Tom is, in short, a pretty skillful guy who seems to more or less lack the financial wherewithal of Wile E, and also has no real powers whatsoever other than his ability to come back from the dead.

WAIT WHAT?

Despite five shorts ending with a depiction of Tom's apparent death, his demise is never permanent; he even reads about his own death in a flashback in Jerry's Diary. He appears to die in explosions in Mouse Trouble (after which he is seen in heaven), Yankee Doodle Mouse and in Safety Second, while in The Two Mouseketeers he is guillotined offscreen.

Yep. Tom is some sort of demigod, who uses his power to woo earthly females.  That being pretty much what demigods do,  if my understanding of them based on reading 1/3 of The Odyssey is correct, which I will assume it is (see "research methods in US," supra).

Like other demigods and minor deities, Tom has a variety of abilities that crop up when necessary, a jack-of-all-trades whose one major symbolic purpose (catching mice) has come to be overshadowed by the plethora of other traits tacked on over time.

But still, a demigod.

So who would win in a fight?

It seems as thought Wile E would never win, doesn't it?  Despite his better financing and his inability to be killed, how can he fight a god? In fact, his inability to win in this fight might be presaged by his inability to win, ever, against a lowly roadrunner.

But, then, would Tom even fight?  The gods are mercurial, after all - -sometimes they decide to make one guy's life miserable for decades and decades and sometimes they just go back to trapping Ares having an affair and laughing at him while he's trapped on the bed.  The Attention Span Of The Gods needs a little work, is my point, while Wile E. Coyote's single-minded obsessiveness suggests that he would never give up.

Can obsession win out over near-absolute, but dissolute power? That is the question that has plagued me, and mankind, ever since I posed it way back at the beginning of this paragraph.

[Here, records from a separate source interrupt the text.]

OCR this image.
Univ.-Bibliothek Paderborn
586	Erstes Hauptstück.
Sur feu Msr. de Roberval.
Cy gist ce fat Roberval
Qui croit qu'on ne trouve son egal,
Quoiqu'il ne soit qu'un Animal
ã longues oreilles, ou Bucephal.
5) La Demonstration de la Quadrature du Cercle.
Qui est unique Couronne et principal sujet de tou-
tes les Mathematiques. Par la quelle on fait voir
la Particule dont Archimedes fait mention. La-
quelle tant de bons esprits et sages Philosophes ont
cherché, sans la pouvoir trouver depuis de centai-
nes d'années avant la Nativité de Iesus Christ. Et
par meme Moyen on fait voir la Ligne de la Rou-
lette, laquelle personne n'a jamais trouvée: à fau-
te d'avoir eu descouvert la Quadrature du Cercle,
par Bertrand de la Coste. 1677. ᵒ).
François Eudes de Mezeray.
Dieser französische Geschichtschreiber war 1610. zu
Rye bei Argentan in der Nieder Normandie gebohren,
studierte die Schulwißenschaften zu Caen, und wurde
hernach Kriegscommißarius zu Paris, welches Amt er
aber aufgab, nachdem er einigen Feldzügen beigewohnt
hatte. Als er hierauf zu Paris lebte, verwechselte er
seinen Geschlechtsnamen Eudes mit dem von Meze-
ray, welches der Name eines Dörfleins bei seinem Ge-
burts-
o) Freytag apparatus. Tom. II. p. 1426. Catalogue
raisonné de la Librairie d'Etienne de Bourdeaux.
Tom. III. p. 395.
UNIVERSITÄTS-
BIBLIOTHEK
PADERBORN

Despite the fact that Tom has lingered on in cartoons and movies that apparently are aired to this day, I am going to give this one to obsession.  We all know that Batman beat Superman the time they fought, not by actually physically overpowering him, but through treachery and deceit:


...that eventually helped corrupt even the incorruptible Superman.

Tom is no Superman.  He wasn't raised by Ma and Pa Kent, and is obviously prone to giving in to his more dissolute pursuits -- women, golf, pizza, whatever -- and it would be easy to see Wile E. Coyote  wearing him down over the years until finally, one day, Wile E. Coyote tricks Tom into running into a wall that doesn't turn into a tunnel, and then disintegrates him.


Which leaves just one lingering question.  Since it's been decided that Wile E. Coyote would beat Tom in a fight, all that is left to wonder is:

Just how afraid of the Road Runner should we all be?

If that thing ever stops just wanting to run, and instead starts wanting to subjugate all of humanity to its will, we are in trouble.


2 comments:

PT Dilloway said...

That seems like one of those battles like Freddy vs. Jason vs. Michael Meyers where no one would really win because they can all infinitely regenerate to come back again and again like something out of Tartarus.

Andrew Leon said...

I've always wanted the coyote to catch that road runner.

Did you get my email about your chocolate?